In an email to The Tri-City News, the landlords of the Columbia Medical Building rejected allegations that they tried to evict the walk-in-clinic from the building. After consulting other clinics in the building — including 30 physicians — they said their other leaseholders are concerned patients would be put at risk.

“At no time have we asked the walk-in-clinic to move out of the medical building; in fact, we appreciate and cherish having the walk-in-clinic in our building,” wrote the landlords in an email.

Before the pandemic, leaseholders Dr. Lydia Waterson and Belinda Gronen, operated the facility as a hybrid clinic, serving both walk-in patients and regulars. Having a licence to operate a medical clinic means the leaseholders already had to demonstrate the clinic was a safe place to see patients.

“The clinic is not doing anything different than what they did prior to the Covid-19 outbreak or prior to us supporting them with best practices including a physician who has worked around the world with the WHO,” wrote Ash in a later email, referring to the World Health Organization.

Dr. Ali Okhowat of Coquitlam prepares a pharyngeal swab kit at a COVID-19 clini
Dr. Ali Okhowat of Coquitlam prepares a pharyngeal swab kit at a COVID-19 clinic in New Westminster. Okhowat, who has played a key role in launching the clinic, says they have been swamped with patients since it opened March 16. Fraser North Division of Family Practice opened the testing site so doctors wouldn't have to do COVID-19 swabs in their own offices where they are short of personal protective equipment, such as gloves and masks. - Stefan Labbé

Clinics around the province are set up to screen everything from influenza to COVID-19. The only thing that has changed, said Ash, are the gowns, gloves and masks worn by staff, and several extra precautions around hand hygiene.

“It’s always been done in a family clinic,” said Ash.

In an interview with the president of Doctors of BC, Coquitlam’s Kathleen Ross said all of the 36 divisions of family practice across the province have rolled out some sort of centralized testing facility to ensure there’s enough personal protective equipment to go around. Some of those are in hospitals and others are in medical buildings similar to the Columbian Medical Building where the clinic operates.

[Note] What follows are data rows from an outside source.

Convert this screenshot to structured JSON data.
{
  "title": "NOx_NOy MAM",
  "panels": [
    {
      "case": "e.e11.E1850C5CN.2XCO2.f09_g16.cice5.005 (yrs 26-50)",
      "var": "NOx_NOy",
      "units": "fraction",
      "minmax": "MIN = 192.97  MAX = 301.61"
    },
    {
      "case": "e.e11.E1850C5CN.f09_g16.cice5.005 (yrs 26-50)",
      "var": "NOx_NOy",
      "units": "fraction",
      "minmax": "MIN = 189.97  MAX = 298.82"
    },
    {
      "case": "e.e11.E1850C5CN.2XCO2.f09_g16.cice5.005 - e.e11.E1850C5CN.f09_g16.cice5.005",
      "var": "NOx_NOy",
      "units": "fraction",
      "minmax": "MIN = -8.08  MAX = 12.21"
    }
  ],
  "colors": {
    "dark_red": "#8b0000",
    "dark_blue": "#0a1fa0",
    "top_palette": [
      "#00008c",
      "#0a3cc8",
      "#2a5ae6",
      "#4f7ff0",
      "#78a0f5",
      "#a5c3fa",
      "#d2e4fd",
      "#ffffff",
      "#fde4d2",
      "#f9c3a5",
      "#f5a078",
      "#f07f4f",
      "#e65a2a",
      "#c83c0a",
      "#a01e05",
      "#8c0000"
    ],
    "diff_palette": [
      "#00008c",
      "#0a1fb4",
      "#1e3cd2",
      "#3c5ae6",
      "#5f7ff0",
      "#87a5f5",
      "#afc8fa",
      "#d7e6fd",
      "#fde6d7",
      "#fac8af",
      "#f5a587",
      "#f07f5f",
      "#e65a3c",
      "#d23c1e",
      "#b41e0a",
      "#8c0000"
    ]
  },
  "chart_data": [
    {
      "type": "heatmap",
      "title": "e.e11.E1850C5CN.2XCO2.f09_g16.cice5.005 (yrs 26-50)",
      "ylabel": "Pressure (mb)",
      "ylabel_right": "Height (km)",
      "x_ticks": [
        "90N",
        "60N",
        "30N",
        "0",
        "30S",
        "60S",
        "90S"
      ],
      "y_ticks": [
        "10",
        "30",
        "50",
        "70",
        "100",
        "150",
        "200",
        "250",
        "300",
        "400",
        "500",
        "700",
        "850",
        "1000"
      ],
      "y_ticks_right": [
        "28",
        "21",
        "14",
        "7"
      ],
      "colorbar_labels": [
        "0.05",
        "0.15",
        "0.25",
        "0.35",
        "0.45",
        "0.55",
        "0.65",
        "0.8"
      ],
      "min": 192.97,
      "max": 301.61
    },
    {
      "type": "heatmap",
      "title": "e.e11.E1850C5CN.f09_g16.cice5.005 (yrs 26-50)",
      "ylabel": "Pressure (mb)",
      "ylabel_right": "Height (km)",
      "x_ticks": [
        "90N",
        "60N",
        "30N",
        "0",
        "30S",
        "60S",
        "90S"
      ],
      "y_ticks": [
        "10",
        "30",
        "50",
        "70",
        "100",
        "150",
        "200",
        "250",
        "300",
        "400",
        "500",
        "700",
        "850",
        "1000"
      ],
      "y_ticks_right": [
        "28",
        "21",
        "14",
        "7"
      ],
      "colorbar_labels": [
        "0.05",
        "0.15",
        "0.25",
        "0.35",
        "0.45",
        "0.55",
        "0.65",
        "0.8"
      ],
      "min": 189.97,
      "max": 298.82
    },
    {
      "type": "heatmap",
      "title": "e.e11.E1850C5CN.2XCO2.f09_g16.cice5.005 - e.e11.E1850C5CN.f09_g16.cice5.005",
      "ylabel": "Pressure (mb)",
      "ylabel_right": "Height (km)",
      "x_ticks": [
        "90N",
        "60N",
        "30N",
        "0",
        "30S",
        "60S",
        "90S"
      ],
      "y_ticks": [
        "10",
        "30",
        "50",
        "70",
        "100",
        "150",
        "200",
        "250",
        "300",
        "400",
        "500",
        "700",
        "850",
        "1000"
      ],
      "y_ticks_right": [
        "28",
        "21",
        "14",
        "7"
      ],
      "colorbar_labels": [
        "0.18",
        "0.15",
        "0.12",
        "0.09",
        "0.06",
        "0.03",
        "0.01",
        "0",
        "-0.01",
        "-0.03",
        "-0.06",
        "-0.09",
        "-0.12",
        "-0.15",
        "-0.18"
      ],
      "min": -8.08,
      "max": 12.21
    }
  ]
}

Any danger posed by COVID-19 patients has been mitigated by strict safety measures, said Dr. Ross.

“The Fraser health medical health officer had a look at the clinic and found they were doing all the appropriate precautions,” said Dr. Ross. 

That includes keeping people in their vehicles until it’s their turn to come in; bringing them in through a separate entrance, mask on; and keeping the number of patients in the facility at any given time to a minimum. 

“We know that this virus is spread by droplets… it’s not airborne,” said Ross. “This shouldn’t be a risk.” 

The Tri-City News requested an interview with Fraser Health officials but, at the time of publication, had not yet received an official response.

Despite the landlords statement saying they “cherish having the walk-in-clinic in our building,” emails obtained by The Tri-City News paint a different picture.

The clinic has been under fire from the landlords since it opened March 16, according to correspondence between the landlords on one side and Ash, Dr. Waterson and Fraser Health on the other. In one March 17 email, a woman who identifies herself as the property manager of the building calls on all work in the clinic to be “suspended effective immediately.” In a second letter dated March 27, a building manager writes that other tenants of the Columbia Medical Building would also like to see the clinic evicted.

“Our parking lot at ground level is being offered by the landlord to house your clinic, as long as you conduct no further work inside the building,” writes Kamil Lotfali. “You will be able to set up a tent and meet cars in the parking lot.”

But even that concession, according to Dr. Ross, falls short. While drive-by testing centres have been successful in some cases, they don't match the kind of work done at the COVID-19 screening clinic in opposite Royal Columbian Hospital, said Dr. Ross.

“This is taking things one-step further, actually evaluating people who have respiratory symptoms,” she said. “To evaluate people in the parking lot would not be practical for the type of work they’re doing.”

“Our clinic is a shining example of what can happen.”